Jakarta, Aktual.com — Presiden Asosiasi Serikat Pekerja (Aspek) Indonesia Mirah Sumirat mengatakan Undang-Undang Nomor 40 Tahun 2004 tentang Sistem Jaminan Sosial Nasional (SJSN) tidak pernah mengatur persentase pencairan jaminan hari tua (JHT).

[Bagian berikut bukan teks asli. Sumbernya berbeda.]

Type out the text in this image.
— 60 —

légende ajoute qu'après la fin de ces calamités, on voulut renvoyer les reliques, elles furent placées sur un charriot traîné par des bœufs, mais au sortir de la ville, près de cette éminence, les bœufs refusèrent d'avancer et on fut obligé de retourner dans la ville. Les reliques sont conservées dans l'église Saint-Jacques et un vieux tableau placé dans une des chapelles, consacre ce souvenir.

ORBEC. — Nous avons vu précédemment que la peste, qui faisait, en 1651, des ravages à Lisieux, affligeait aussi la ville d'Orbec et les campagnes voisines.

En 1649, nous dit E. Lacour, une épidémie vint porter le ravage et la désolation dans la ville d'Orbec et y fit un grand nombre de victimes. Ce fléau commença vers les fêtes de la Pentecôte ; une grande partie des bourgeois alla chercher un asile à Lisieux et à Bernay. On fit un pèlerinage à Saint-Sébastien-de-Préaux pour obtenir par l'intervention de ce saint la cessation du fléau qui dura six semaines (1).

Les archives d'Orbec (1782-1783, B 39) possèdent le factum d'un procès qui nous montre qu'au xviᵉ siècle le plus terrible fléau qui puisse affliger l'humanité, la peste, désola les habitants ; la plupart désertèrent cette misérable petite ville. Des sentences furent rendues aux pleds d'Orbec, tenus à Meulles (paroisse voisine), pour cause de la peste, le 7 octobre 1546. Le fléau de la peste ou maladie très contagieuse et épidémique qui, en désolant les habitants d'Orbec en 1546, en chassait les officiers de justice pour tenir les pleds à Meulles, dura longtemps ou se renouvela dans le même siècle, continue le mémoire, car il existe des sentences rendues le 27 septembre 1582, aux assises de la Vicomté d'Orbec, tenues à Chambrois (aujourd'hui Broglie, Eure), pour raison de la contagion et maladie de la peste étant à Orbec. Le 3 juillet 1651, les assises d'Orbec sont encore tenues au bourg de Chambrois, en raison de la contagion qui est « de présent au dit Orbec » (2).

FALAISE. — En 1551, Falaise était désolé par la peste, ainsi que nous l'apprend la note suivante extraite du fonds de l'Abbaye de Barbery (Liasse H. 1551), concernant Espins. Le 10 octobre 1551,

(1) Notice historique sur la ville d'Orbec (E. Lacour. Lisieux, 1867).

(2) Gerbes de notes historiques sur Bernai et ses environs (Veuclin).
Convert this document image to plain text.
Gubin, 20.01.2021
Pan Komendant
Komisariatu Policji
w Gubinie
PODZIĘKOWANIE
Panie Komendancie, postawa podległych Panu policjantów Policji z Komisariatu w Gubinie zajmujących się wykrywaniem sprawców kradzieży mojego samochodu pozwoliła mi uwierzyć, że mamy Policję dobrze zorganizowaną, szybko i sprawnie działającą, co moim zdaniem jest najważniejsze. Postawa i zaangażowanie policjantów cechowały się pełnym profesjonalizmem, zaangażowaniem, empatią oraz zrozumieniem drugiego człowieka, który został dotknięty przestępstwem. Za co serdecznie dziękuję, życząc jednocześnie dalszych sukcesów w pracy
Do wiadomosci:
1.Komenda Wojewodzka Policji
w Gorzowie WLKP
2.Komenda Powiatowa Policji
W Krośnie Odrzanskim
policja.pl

“Tidak ada satu pun pasal dalam UU SJSN yang menyatakan pencairan dana JHT harus 10 persen, 30 persen atau 75 persen. Karena itu, revisi PP Nomor 46 Tahun 2015 tentang JHT yang mengubah 10 persen menjadi 30 persen tidak boleh menjadi harga mati,” kata Mirah Sumirat melalui siaran pers di Jakarta, ditulis Selasa (14/7).

Namun, Mirah mengatakan Menteri Ketenagakerjaan Hanif Dhakiri dan Direktur Utama Badan Penyelenggara Jaminan Sosial (BPJS) Ketenagakerjaan Alvyn G Masassya justru berpendapat PP JHT sudah sejalan dengan UU SJSN.

Mirah juga membantah pernyataan Kemenaker bahwa pembahasan rancangan PP JHT sudah dilakukan di forum tripartit nasional. Menurut dia, risalah rapat tripartit yang ditunjukkan Kemenaker tidak membuktikan adanya pembahasan tersebut.

“Risalah rapat itu hanya menyatakan bahwa seluruh unsur tripartit nasional mendukung segera diterbitkannya PP JHT. Namun, tidak pernah ada pembahasan terhadap isi rancangan PP tersebut,” tuturnya.

Terkait rencana revisi jumlah dana yang bisa dicairkan dari 10 persen menjadi 30 persen, Mirah menilai hal itu menunjukan pemerintah tidak mau menerima aspirasi serikat pekerja.

“Mengapa pemerintah ngotot untuk hanya membayarkan 30 persen? Padahal Undang-Undang Nomor 40 Tahun 2004 tentang Sistem Jaminan Sosial Nasional (SJSN) tidak mengamanatkan pembatasan 30 persen itu,” katanya.

Menurut Mirah, seharusnya pemerintah lebih mendengar masukan dari serikat pekerja. Pasalnya, banyak pekerja kontrak dan alih daya yang di-PHK sebelum Idul Fitri, sehingga tidak lagi mendapatkan pesangon dan penghasilan serta tidak dapat memenuhi hidup jelang hari raya.